Tuesday, September 1, 2009

The Logic Against Using Logic

There is no doubt that you can reduce the size and number of test cases by focusing on reusability, the question is whether that should be your priority. My experience says no.

Here is the problem: If there is a process whose steps vary based on rules, reusability leads you to incorporate the rules into the test as logic to decide which steps to execute in what circumstance. That way you can reuse the steps, right?

The trap is that now you are developing a set of rules that must mirror the application logic, so not only do you have to maintain changes to the steps, you must maintain changes to the rules. Nor can you document the test behavior in advance: It can only be known at runtime when the conditions are satisfied. Your test steps, while fewer, will be more complex, fragmented and difficult to understand and therefore tricky to maintain.

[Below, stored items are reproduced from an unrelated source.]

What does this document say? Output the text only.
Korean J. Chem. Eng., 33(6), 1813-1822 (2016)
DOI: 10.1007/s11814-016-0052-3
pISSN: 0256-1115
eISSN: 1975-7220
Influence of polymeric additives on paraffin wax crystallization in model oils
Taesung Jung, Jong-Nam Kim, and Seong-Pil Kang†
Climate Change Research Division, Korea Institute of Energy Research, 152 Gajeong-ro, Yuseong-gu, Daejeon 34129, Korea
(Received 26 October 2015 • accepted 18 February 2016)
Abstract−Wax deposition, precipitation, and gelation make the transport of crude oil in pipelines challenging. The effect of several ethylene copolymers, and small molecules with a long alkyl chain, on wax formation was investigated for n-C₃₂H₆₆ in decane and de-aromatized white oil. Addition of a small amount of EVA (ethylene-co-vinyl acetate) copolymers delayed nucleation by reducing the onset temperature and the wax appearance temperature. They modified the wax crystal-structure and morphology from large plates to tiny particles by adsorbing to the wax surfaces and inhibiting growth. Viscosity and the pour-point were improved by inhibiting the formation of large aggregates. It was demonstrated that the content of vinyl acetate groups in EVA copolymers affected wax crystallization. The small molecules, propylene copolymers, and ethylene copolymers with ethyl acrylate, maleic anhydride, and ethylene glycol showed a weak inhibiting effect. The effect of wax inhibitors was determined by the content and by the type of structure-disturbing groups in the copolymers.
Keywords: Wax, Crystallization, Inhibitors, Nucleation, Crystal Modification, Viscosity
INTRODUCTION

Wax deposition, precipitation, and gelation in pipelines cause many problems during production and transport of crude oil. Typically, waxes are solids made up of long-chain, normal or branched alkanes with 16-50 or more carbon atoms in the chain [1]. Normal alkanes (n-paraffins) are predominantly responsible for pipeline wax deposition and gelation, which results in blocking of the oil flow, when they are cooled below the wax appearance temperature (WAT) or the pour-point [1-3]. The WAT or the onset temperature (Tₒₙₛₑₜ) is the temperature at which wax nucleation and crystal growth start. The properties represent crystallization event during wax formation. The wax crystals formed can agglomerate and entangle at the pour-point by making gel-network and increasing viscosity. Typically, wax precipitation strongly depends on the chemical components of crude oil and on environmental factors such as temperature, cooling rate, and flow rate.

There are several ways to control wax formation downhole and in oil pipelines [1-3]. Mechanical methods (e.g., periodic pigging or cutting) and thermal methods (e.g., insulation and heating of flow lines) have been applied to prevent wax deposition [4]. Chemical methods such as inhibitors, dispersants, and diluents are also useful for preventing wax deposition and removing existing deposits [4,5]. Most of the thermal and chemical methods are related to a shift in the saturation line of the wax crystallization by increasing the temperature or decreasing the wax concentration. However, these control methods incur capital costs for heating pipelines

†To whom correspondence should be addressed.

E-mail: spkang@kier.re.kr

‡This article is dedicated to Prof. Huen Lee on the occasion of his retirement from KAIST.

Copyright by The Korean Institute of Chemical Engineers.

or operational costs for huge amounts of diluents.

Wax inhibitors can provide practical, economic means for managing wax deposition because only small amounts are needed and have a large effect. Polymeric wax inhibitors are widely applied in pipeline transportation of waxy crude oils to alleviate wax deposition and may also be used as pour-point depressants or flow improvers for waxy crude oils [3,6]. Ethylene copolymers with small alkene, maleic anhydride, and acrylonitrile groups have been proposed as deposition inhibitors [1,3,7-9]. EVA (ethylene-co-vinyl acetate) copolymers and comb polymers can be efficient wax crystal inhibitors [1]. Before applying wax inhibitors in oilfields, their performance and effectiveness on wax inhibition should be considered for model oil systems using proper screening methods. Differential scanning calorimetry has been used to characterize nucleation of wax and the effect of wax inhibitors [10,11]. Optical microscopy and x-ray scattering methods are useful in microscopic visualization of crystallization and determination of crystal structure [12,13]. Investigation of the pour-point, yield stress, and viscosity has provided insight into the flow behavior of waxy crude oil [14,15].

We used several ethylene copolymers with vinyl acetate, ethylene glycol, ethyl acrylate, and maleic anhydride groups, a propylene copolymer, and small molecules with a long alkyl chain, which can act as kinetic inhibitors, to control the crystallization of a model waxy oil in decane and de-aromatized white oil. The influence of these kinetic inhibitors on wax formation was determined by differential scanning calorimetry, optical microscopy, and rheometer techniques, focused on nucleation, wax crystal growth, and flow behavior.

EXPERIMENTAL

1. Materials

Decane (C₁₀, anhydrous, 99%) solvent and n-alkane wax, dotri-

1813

Reusing test steps as a precious commodity may make sense if it takes a costly programmer to develop them, but with a graphical data model like Certify it doesn’t. Copying, building or modifying steps– and especially maintaining them - is fast and easy enough that you don’t have to be afraid of a few extra. You trade redundancy for readability and predictability

And the fact is that the very definition of a test case is definitive: that is, the test must specify what is expected. Adding a bunch of “if, then and else” clauses introduces inherent unpredictability and introduces the possibility of the very logic errors that the application developers are subject to. When you don’t know what to expect, I maintain, it is no longer a test - it is an experiment.

Now, does that mean you will never have any logic? No.

The logic you still need is the intelligence to enable unattended test execution, so that if something happens that is unpredictable or unexpected, the test can compensate and perhaps continue. There are three basic types of execution risk:

Known risks are those you know exist and can remove through logic or other means. For example, if you can’t control or predict the test environment data - a different problem altogether - you may want to verify inventory to assure quantities are sufficient before you create a sales order. You know what the risk is and you remove it. Risks of this type, however, should really be solved at the root. For example, establish control and predictability of your test data so there would be no question.

Known unknown risks are those you know exist but can’t remove. Timing is a good example of this. You cannot predict nor control user response time or system execution time and so need logic to adjust to actual behavior. For example, waiting for the system to acknowledge that a transaction has posted so the test can proceed will likely require some logic to detect and wait for the response.


Unknown risks are the surprises – risks you don’t know exist but are possible. Errors can spring from beneath a number of rocks including the entire technology stack, data sources and of course the application under test. There is no way to predict every possible error from every player in the operating environment. For these risks, you need global recovery logic that returns the context of the test to a known place from which the next test may proceed. Without this basic logic, your first unexpected response means the end of the entire test session.

Now, you might hear “logic” and think programming. Not necessarily. In Certify, for example, complex decisions can be made by simply selecting from available options in a list. But just because it’s easy doesn’t mean it’s always a good idea. The less logic you write the better. So use it sparingly, only when you can’t remove the risk through other means. But when you do use it, try to make it as reusable and straightforward as you can. For example, create shared global recovery steps.

There are many other benefits to designing tests without logic. They can be used for documentation, training and compliance. Their readability makes them easier to understand, debug and maintain. Yes, maintain. Even though you may have more tests and steps overall, in a data model like Certify it is easy to locate steps that need changes and in most cases do global maintenance.

The key is to remember that test design should always focus on the expected and the unexpected should be minimized with proper test environment planning, setup and control. In the end, the best logic against using logic is that predictability trumps reusability.